I'm not at all interested in soap in the Hague, because its absence doesn't prove or disprove anything. You have taken the all too typical approach adopted by deniers and fellow travelers. You've made assertions which you haven't supported even when asked, and you've asked for evidence which, when presented, you've ignored, and you've offered new arguments which only distract, but don't prove or disprove anything.
You stated in an earlier post, regarding Spanner's testimony:
But given this was testimony given under some threat of deportation to Poland
As per the rules of the board, I've asked you to provide evidence for the claim, which you haven't done yet (and, in fact, we've since seen that Spanner wasn't wanted in Poland).
Furthermore, you asked, in the same post:
So aside from the member of the Polish resistance who Spanner used to threaten with handing over to the Gestapo and conceivably could have a grudge - did any other member of the Faculty give evidence about manufacture of human derived cleaning products
I provided the information from Witton and Neeley, which you haven't addressed.
As for you latest post, again, you ignore the evidence that exist, and propose some contradictory red herrings, arguing
1. That this is
a deliberate propaganda hoax
2.
None of the affidavits that I have seen describe anything like a normal soap making process nor does Dr Neander's accidental by-product suggestion suffice as an explanation
Let's leave aside the obvious--of course this wasn't a "normal" soap making process, because Spanner wasn't making "normal soap." This is a bit like arguing that there were no gassings in Auschwitz because the descriptions of them don't correspond to the normal protocol for gassings in American prisons. But let's look at your larger argument
According to you, this is simultaneously a deliberate effort to make up a story to demonize the Nazis, but, at the same time, the story they created actually doesn't do that?
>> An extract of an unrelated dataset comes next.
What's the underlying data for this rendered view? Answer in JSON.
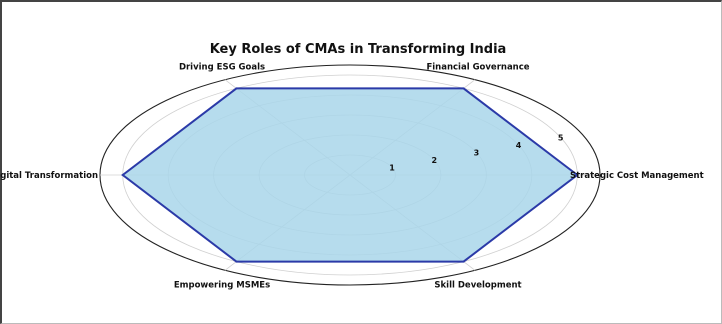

Meaning, this was supposed to be an effort by the Soviets to depict the Germans as monsters who made corpses into soap, but then, the story which you claim they contrived, which Spanner was coerced into admitting to, simply involved one individual, who primarily used corpses of executed German prisoners and sanitarium patients who may have simply died from natural causes, in order to produce a soapy by-product which was used primarily for preparing anatomical models, and some of which was used for cleaning up in the institute (oh, and
some of it
might have been sold elsewhere on the black market. Oh, and then, having created this brilliant propaganda coup,
they don't actually charge the figure involved with any crime.
so to reiterate, everybody employed in the Institute who testified spoke of the soap-making process, ranging from Spanner himself (who, at this point, had no reason to admit to making soap out of corpses--there was no evidence of coercion, and it's hardly an admission that reflects well on him) to the British POWS, who certainly were at no risk from the NKVD. In response to that testimony, you offer various contradictory, and essentially meaningless speculations. Evidence has been presented in the form of the testimony from Spanner, Wiltton, Neeley and others. If you can disprove that, please do so--the absence of a bar of soap at the Hague doesn't prove or disprove anything. As for your comments regarding the production of soap itself, this is a fairly anonymous forum. If you have the chemistry credentials to challenge Neander's assertions in some peer-reviewed journal, that would be great. At this point, though, he's made those assertions in such a medium, and, seeing as how how the soap wasn't "normal soap" but rather a sort industrial semi-soap, nothing you've said (even if true), is particularly problemeatic.